While there’s no wonder why some people appear to be more emotionally secure than others, there’s not a whole lot anyone can do to address it.
From there, you can try trying to make an effort to feel that sense of social acceptance.
According to Fernandez, it’s the socializing, rather than the way you respond to people, that’s really the issue. “It’s the fact that we’re constantly socializing and interacting with our friends and family,” she says. “That socialization is important. Having meaningful relationships is important. So as much as we try to push ourselves away from the virtual world, the moment that we get in a comfortable, good, positive role-model relationship, we naturally want to go back into our social media and look at what we see there.”
There are, however, some things that can help. Rock says that, in her experience, when one person is angry about something that’s been said to them in a dating profile, the original poster will try to make up for it by reaching out to them.
“We recommend that people try and have a relationship with the people they date, so that they would at least respect what they did.”
And though it might take time, Fernandez says that there’s nothing wrong with wanting someone to admire your outer appearance, as long as it’s not causing them undue stress.
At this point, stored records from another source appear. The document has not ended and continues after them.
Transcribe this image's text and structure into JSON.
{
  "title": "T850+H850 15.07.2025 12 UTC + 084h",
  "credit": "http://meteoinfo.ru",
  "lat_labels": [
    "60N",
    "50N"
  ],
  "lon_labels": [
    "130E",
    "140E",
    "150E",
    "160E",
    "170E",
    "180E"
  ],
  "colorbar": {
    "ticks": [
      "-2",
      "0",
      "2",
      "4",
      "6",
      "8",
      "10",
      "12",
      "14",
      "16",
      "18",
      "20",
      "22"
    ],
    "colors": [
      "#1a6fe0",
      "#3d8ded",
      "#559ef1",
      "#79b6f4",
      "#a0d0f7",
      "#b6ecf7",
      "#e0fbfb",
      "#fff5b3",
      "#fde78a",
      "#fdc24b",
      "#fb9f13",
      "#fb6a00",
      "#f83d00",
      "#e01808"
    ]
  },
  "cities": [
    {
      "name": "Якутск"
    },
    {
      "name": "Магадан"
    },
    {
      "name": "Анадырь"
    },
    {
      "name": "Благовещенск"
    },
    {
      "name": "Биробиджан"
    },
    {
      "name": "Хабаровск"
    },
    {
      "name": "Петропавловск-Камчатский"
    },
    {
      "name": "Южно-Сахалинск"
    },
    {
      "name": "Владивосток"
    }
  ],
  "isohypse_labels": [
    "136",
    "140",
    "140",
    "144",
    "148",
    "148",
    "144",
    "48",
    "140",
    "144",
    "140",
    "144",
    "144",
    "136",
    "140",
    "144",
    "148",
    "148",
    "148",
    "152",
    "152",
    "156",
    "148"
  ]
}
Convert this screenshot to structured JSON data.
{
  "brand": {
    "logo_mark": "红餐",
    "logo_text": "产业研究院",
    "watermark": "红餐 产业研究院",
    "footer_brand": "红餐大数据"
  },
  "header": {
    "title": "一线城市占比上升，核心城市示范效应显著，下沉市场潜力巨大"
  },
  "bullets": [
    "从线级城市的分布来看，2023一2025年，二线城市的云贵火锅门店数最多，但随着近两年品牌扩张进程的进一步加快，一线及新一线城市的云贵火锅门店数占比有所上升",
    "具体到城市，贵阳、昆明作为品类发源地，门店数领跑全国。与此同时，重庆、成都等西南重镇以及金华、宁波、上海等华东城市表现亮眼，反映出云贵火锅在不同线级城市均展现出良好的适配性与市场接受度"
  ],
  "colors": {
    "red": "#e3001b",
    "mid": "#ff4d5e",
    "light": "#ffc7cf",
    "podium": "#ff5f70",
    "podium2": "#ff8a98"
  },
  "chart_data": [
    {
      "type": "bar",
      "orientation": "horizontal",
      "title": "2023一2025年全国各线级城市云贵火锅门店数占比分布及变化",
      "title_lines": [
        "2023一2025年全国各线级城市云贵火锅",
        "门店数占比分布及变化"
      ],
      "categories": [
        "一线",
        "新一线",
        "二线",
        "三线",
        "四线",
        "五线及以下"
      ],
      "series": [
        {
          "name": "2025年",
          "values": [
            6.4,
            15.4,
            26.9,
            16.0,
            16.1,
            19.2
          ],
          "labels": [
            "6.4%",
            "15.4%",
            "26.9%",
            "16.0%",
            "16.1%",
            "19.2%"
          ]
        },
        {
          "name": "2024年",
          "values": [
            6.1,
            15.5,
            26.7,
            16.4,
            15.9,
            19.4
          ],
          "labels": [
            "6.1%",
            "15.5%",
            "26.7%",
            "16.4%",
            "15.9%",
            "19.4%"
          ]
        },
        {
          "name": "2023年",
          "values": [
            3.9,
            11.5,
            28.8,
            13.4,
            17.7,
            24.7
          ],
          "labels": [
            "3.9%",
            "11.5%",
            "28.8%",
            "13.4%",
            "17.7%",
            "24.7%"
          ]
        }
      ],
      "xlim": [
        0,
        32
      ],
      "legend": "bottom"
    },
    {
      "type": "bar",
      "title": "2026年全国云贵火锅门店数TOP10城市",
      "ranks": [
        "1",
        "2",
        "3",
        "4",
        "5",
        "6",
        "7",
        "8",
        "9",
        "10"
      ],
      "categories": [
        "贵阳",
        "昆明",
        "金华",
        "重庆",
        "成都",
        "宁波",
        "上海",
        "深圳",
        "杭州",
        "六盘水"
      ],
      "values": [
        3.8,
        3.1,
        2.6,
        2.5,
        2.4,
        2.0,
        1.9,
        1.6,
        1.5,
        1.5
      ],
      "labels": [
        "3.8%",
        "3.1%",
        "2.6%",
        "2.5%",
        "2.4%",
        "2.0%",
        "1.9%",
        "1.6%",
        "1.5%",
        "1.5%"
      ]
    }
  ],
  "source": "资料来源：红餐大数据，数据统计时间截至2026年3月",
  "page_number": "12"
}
“People can’t live in the mirror, but they do get a compliment when they are attractive,” she says. “But there are also people who were bullied in school who come out of it and say ‘I know you may say I’m beautiful, but look at my career. Look at how I change people’s lives,'” she adds.
But if you’re one of those people who still wants someone to admire your looks, or anything else for that matter, we can hope that the trend toward empathic communication that experts have seen lately is here to stay.